Как видим, в курсе дел были лишь высшие государственные функционеры, чья деятельность непосредственно касалась предмета советско-германских отношений (не будем забывать, что фундаментом Договора о ненападении являлся подписанный 19 августа 1939 г. торговый договор между Германией и СССР, имеющий колоссальное значение для нужд тяжелой, то бишь военной, промышленности). Таким образом, Сталин не мог в широком кругу членов Политбюро и представителей Коминтерна разглагольствовать об «известном вам предложении Германии», поскольку об этих предложениях никто посторонний не знал и не мог знать.
Венгрия, Болгария, и особенно Румыния — это страны, где влияние Германии было преобладающим. Никогда не шло речи о передаче этих стран в сферу влияния СССР даже в гипотетическом ключе. Румыния была стратегическим экономическим партнером Германии, обеспечивая большую часть поставок нефти. Рассуждения Сталина о балканских делах и германо-итальянских отношениях носят абсолютно оторванный от реальности характер. 22 мая 1939 г. был заключен Стальной пакт — военно-политический союз между Германией и Италией, образовавший ось Берлин — Рим. Поэтому оснований для сомнений в том, что Италия последует за Германией, у Сталина в августе 1939 г. не должно было быть.
Сталин не мог сказать в августе 1939 г., что
За весь предвоенный период никогда не поднимался вопрос о советской экономической помощи Германии. Речь велась исключительно о торговле, причем условия сделок были чрезвычайно выгодны СССР и весьма обременительны для Германии, но Берлин вынужден был идти на определенные жертвы, оплачивая политические уступки со стороны Советского Союза. Поэтому Сталин и в качестве шутки не мог сказать, что мы будем «экономически помогать Германии».
Даже беглый анализ указывает на то, что «речь Сталина» — довольно примитивная фальшивка, рассчитанная разве что на интеллект среднего западного обывателя. К тому же как содержание «секретного доклада» Сталина могло просочиться за границу? Рюффен свои показания по этому вопросу менял довольно резво. В книге де ла Праделя он сообщает, что ему каким-то неведомым образом представилась возможность войти в контакт с мифическим высокопоставленным лицом, чья информированность не вызывала сомнений. Это лицо и предоставило все необходимые сведения, которые Рюффен записал как можно точнее. Через два года Рюффен утверждал, что он не проявлял инициативы, а находился 27 ноября 1939 г. в женевском бюро агентства «Гавас», когда неожиданно появился посетитель, доверивший ему некий документ. После тщательного анализа Рюффен пришел к выводу о том, что это достоверное изложение «речи Сталина» и в тот же вечер передал текст в Париж.

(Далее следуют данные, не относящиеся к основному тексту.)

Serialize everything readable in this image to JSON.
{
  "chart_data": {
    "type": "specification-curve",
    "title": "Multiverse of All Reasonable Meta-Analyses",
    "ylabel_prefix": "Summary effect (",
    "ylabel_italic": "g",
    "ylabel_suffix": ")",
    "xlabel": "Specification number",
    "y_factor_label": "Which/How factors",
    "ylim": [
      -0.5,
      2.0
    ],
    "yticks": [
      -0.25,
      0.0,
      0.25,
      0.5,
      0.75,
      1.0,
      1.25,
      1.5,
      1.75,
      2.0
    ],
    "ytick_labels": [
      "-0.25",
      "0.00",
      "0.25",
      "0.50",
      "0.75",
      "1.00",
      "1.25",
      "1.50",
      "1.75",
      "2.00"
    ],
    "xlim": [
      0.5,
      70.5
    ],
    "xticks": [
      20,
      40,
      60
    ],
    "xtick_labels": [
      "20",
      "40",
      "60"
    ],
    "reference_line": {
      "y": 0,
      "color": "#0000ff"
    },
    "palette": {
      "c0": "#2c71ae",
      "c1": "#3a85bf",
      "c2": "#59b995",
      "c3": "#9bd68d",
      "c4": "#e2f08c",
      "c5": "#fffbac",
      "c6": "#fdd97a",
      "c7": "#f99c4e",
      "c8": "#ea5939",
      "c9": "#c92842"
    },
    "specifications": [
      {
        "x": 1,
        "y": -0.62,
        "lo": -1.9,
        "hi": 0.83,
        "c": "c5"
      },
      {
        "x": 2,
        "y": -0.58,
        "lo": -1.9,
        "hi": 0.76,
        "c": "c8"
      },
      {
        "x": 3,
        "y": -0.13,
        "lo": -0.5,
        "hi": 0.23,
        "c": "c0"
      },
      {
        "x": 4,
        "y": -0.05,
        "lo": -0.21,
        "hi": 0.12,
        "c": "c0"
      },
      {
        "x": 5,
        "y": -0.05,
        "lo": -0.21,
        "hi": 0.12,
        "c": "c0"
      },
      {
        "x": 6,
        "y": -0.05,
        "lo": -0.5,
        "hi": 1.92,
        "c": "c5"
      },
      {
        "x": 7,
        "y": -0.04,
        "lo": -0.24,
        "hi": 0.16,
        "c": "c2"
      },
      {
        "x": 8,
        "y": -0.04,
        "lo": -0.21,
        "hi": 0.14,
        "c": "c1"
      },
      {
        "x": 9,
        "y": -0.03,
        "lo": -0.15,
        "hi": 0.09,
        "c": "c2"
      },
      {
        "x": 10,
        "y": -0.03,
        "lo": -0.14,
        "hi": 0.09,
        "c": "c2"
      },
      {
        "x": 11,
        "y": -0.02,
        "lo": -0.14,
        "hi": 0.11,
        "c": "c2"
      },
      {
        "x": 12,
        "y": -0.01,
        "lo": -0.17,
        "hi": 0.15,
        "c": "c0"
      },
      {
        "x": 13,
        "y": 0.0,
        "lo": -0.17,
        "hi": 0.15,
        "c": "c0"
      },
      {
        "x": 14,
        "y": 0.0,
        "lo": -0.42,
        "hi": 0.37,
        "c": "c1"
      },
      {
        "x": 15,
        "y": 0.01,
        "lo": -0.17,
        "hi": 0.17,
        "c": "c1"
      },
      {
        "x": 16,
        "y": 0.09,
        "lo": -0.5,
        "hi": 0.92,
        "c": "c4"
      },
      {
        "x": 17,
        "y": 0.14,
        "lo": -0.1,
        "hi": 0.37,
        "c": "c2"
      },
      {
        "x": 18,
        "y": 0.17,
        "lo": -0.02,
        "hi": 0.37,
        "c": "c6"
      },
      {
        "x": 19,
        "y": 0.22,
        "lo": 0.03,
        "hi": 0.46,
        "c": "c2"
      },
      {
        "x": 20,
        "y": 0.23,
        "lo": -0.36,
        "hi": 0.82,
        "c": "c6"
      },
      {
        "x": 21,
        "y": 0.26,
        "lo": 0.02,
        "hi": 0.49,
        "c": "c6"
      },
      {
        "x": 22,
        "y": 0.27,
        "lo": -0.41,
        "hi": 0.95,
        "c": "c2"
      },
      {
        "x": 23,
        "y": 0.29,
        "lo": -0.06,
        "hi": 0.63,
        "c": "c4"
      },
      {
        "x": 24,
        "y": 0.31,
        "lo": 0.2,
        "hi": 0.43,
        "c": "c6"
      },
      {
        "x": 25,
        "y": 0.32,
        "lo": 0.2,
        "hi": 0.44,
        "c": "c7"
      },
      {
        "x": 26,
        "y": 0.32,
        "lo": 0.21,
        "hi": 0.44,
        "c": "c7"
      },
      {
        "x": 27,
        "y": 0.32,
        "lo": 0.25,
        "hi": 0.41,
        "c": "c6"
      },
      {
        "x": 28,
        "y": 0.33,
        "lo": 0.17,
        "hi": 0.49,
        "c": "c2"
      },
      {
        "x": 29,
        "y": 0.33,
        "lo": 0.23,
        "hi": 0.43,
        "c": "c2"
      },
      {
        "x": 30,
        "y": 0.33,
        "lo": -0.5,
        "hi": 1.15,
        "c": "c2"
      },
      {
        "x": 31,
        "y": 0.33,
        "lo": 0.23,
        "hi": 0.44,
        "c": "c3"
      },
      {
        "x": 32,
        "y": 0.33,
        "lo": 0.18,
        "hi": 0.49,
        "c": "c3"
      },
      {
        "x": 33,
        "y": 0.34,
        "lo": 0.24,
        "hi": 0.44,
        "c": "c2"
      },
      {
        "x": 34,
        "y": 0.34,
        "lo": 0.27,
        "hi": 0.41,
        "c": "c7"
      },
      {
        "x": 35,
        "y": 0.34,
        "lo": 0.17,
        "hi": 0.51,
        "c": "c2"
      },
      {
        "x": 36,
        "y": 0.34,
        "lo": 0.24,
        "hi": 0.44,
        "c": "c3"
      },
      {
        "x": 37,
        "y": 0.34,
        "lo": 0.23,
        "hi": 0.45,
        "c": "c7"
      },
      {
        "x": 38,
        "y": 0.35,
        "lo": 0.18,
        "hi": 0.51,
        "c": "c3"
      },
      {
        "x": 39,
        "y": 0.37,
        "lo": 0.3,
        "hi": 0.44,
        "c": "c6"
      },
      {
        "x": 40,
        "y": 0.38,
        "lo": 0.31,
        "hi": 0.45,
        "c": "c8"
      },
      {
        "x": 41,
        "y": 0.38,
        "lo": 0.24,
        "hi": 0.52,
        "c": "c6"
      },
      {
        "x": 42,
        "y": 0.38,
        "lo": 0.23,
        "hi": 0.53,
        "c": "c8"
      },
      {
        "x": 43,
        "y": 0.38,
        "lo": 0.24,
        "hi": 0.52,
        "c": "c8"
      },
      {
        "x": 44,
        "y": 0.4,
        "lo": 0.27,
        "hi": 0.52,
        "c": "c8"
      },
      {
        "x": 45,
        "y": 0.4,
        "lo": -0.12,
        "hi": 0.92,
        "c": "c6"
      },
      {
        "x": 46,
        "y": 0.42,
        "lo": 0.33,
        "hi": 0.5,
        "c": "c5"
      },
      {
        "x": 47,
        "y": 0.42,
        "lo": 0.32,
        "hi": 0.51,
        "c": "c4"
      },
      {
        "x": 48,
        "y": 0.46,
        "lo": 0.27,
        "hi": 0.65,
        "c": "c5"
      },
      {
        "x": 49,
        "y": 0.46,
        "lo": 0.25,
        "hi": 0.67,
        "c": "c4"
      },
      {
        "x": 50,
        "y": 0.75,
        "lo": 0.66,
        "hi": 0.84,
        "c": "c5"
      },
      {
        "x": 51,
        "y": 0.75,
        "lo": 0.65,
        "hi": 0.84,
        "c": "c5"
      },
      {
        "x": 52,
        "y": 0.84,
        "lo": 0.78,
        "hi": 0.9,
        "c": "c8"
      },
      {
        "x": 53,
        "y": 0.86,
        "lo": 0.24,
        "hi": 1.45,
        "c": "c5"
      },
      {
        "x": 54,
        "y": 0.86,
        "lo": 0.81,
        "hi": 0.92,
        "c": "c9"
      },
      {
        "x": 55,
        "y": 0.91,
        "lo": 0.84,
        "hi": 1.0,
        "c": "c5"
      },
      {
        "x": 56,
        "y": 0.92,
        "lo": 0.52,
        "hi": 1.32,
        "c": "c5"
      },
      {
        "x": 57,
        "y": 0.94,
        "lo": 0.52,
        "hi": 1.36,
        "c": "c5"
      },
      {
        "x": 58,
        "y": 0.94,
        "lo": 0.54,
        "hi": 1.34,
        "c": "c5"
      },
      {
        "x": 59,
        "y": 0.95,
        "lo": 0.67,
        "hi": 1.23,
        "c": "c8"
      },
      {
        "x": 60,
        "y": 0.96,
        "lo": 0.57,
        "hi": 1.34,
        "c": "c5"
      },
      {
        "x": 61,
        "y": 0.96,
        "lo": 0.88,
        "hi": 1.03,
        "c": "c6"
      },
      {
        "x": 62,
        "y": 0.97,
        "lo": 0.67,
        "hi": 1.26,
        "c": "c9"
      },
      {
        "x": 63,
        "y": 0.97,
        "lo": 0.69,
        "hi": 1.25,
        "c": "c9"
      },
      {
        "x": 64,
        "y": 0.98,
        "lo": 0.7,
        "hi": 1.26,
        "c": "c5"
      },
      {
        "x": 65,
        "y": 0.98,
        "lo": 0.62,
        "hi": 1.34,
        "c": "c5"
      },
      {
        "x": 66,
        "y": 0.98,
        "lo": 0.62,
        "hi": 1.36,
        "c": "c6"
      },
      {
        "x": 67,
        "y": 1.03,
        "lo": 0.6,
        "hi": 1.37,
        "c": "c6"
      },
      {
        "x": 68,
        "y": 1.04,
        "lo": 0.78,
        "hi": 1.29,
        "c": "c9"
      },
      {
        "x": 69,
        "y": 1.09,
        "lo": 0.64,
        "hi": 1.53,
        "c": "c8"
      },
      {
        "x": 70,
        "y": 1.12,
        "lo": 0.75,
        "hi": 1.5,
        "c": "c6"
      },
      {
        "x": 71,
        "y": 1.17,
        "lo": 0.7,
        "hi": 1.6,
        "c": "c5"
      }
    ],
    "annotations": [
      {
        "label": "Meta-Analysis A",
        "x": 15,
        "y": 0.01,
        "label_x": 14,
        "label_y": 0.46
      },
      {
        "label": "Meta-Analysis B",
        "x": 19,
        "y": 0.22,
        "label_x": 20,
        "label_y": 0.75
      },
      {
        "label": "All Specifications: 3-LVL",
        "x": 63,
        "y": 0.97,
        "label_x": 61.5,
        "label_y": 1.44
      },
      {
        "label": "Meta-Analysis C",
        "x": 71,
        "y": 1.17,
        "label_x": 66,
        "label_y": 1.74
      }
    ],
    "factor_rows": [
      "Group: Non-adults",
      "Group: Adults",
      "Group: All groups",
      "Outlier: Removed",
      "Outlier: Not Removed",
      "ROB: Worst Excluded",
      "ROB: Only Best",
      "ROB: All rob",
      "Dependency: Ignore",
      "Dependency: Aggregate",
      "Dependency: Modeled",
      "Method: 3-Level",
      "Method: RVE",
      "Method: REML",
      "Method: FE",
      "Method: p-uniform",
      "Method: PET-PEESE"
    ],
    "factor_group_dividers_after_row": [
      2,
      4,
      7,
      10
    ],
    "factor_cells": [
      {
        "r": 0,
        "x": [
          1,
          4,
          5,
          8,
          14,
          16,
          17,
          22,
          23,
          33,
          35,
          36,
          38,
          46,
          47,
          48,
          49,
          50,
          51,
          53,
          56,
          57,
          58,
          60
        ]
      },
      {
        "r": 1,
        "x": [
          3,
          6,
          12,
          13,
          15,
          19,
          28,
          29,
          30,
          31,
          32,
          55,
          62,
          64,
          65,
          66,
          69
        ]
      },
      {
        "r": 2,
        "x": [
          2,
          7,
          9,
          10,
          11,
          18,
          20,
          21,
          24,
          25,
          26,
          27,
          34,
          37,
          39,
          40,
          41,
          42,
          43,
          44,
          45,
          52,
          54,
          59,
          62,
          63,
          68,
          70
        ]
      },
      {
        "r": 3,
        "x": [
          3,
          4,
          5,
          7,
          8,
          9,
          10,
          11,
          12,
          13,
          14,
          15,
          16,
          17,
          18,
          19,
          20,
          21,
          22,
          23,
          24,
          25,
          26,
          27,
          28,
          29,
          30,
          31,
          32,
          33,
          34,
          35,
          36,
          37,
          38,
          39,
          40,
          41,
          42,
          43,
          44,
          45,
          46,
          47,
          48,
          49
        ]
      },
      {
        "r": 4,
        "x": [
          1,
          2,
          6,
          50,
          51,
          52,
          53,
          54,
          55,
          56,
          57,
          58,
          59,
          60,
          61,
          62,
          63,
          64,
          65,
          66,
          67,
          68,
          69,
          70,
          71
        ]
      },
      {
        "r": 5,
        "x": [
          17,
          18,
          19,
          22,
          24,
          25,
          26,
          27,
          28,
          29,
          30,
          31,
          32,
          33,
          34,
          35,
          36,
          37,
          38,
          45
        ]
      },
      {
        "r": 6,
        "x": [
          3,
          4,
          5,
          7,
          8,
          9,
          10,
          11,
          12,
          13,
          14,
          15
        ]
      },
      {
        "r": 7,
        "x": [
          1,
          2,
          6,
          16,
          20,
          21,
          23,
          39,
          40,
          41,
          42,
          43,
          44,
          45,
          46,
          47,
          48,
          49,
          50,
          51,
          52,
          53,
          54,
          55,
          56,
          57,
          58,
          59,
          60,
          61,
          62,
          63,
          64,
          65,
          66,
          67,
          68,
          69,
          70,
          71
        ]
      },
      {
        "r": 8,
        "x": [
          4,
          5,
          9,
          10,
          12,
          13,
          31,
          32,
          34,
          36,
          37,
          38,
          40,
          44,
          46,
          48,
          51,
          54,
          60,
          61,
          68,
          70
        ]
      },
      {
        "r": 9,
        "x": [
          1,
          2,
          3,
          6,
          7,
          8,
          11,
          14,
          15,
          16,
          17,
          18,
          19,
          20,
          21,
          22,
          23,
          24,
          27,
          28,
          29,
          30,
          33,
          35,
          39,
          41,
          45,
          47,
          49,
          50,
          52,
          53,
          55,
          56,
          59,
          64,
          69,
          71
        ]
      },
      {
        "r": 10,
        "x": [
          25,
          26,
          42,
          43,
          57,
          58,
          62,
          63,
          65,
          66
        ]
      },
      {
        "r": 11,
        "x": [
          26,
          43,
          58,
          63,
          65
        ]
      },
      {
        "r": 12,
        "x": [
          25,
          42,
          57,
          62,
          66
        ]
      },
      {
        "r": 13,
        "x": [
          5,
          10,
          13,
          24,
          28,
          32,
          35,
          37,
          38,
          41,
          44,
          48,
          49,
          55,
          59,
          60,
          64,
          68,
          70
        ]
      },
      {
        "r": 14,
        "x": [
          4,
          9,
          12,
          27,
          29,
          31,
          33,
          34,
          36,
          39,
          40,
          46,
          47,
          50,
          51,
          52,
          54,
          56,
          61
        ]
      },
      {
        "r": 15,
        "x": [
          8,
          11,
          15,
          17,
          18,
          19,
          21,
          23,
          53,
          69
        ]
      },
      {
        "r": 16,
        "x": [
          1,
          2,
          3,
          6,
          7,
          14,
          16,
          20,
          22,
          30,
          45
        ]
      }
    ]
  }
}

После войны историю с «речью Сталина» расследовал немецкий историк Э. Йеккель. Он списался с Рюффеном, однако тот, подтвердив факт передачи документа агентству «Гавас», не ответил на письмо историка, с конкретными вопросами об обстоятельствах этого акта. Никак не прокомментировал он и расхождения между первоначальным текстом и его дальнейшими редакциями.
Из версии Рюффена можно сделать вывод, что среди членов Политбюро, присутствующих на «секретном заседании», был предатель, устроивший утечку информации. Если бы описываемое событие 19 августа действительно имело место, то скандальная публикация во французской прессе дала повод для серьезного расследования. Оставить неразоблаченного иуду в своем ближайшем окружении Сталин не мог. Поскольку никаких мероприятий по поиску источника утечки информации предпринято не было (по крайней мере, об этом ничего не известно), можно смело заключить, что Рюффен высосал «речь Сталина» из пальца или кто-то иной осуществил через него «слив» дезинформации.